Il terzo blocco è costituito da un grafico in cui devono essere inseriti i dati relativi agli indici di prestazione energetica rinnovabile e non rinnovabile, e una stima di energia consumata ogni anno dall’immobile per cui è redatta l’APE. È quindi necessario precisare quali fonti di energia vengono utilizzate, scegliendo tra quelle presenti in elenco, che sono:

  • energia elettrica da rete;
  • gas naturale;
  • GPL;
  • carbone;
  • gasolio e olio combustibile;
  • biomasse solide, liquide o gassose;
  • solare termico o fotovoltaico;
  • eolico;
  • teleriscaldamento o teleraffreddamento;
  • altre fonti di energia.

Dopo aver indicato quali tipologie di fonti energetiche vengono impiegate all’interno dell’unità abitativa, occorre specificarne la quantità annua consumata.

Quarta sezione: Raccomandazioni

La quarta sezione, denominata raccomandazioni, comprende una tabella in cui devono essere riportati tutti gli interventi da eseguire sull’immobile per migliorarne le prestazioni energetiche, come ad esempio, la coibentazione delle pareti e del tetto con la realizzazione di cappotti esterni o interni; la sostituzione degli infissi obsoleti con modelli nuovi a taglio termico; l’installazione di sistemi di riscaldamento più efficienti e così via.

Le caselle successive servono per indicare all’interno del documento ulteriori dati energetici e relativi all’immobile, in particolare:

  • l’energia esportata;
  • il volume riscaldato;
  • la superficie disperdente;
  • il rapporto tra volume riscaldato e superficie disperdente;
  • EPh,nd (indice di prestazione termica per il riscaldamento);
  • Asol,est/Asup utile (area solare equivalente estiva e area di superficie utile);
  • YIE: la trasmittanza termica periodica.

Nella scheda dati di dettaglio degli impianti, vanno inserite altre informazioni riguardanti gli impianti. Più specificatamente, vengono richiesti i seguenti dati:

  • tipo di impianto;
  • anno di installazione;
  • codice catasto regionale impianti termici;
  • vettore energetico utilizzato;
  • potenza nominale in kW;
  • efficienza media stagionale;
  • EPren e EPnren.

La sezione successiva contiene uno spazio bianco, che deve essere redatto dal professionista incaricato. All’interno di tale casella, vanno inseriti consigli e suggerimenti utili per migliorare l’efficienza energetica dell’immobile.

Alla fine del documento sono presenti i blocchi relativi alle generalità del soggetto certificatore (che può essere un tecnico abilitato, un ente, un organismo pubblico, oppure una società); le informazioni riguardanti gli eventuali sopralluoghi effettuati presso l’immobile, utili al fine della preparazione del certificato APE; i dati inerenti al tipo di software utilizzato per redigere il documento e infine, la legenda, ossia, una sorta di guida alla compilazione della certificazione energetica.
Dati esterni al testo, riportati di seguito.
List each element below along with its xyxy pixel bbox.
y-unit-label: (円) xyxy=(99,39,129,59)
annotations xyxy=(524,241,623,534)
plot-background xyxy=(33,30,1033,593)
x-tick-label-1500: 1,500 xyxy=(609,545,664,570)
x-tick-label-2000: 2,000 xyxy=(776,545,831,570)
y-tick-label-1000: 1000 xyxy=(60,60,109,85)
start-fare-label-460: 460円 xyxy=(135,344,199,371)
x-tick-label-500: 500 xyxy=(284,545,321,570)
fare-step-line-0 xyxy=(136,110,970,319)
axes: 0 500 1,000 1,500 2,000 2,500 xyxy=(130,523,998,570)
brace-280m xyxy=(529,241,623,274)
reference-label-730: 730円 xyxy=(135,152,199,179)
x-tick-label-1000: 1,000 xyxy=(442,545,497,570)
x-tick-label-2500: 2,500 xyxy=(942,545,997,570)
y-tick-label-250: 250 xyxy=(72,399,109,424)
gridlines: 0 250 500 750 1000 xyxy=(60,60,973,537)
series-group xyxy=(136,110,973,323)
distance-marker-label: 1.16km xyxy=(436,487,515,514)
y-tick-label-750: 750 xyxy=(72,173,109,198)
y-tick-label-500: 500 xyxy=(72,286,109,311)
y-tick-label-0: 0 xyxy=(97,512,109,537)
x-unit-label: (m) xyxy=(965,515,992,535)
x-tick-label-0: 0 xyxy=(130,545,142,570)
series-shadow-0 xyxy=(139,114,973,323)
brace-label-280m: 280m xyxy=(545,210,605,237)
Come si ottiene una certificazione energetica APE?

Per poter avere un Attestato di Prestazione Energetica (APE) è necessario contattare un ente o un tecnico abilitato, che si occuperà del sopralluogo dell’immobile e della compilazione del suddetto documento.

Per far sì che questo procedimento sia svolto in modo preciso e rapido, occorre avere a portata di mano tutte le informazioni riguardanti l’unità abitativa in questione, come ad esempio, i dati catastali, le informazioni relative agli impianti installati e molto altro ancora.

In particolare, per consentire al professionista di rilasciare l’APE, è obbligatorio rendere disponibili determinati documenti, quali:

  • la planimetria e i dati catastali dell’immobile;
  • la documentazione che attesta l’anno di costruzione dell’edificio;
  • il Libretto di Impianto del sistema di riscaldamento.

Una volta verificate queste informazioni, il tecnico incaricato provvederà a compilare l’APE e richiederà un compenso. In genere, il prezzo medio per la preparazione di un Attestato di Prestazione Energetica si aggira intorno ai 200 euro.

La durata di un certificato energetico APE è di dieci anni, tuttavia, se si decide di modificare la struttura dell’immobile o le tipologie di impianti installati, è necessario preparare un nuovo attestato.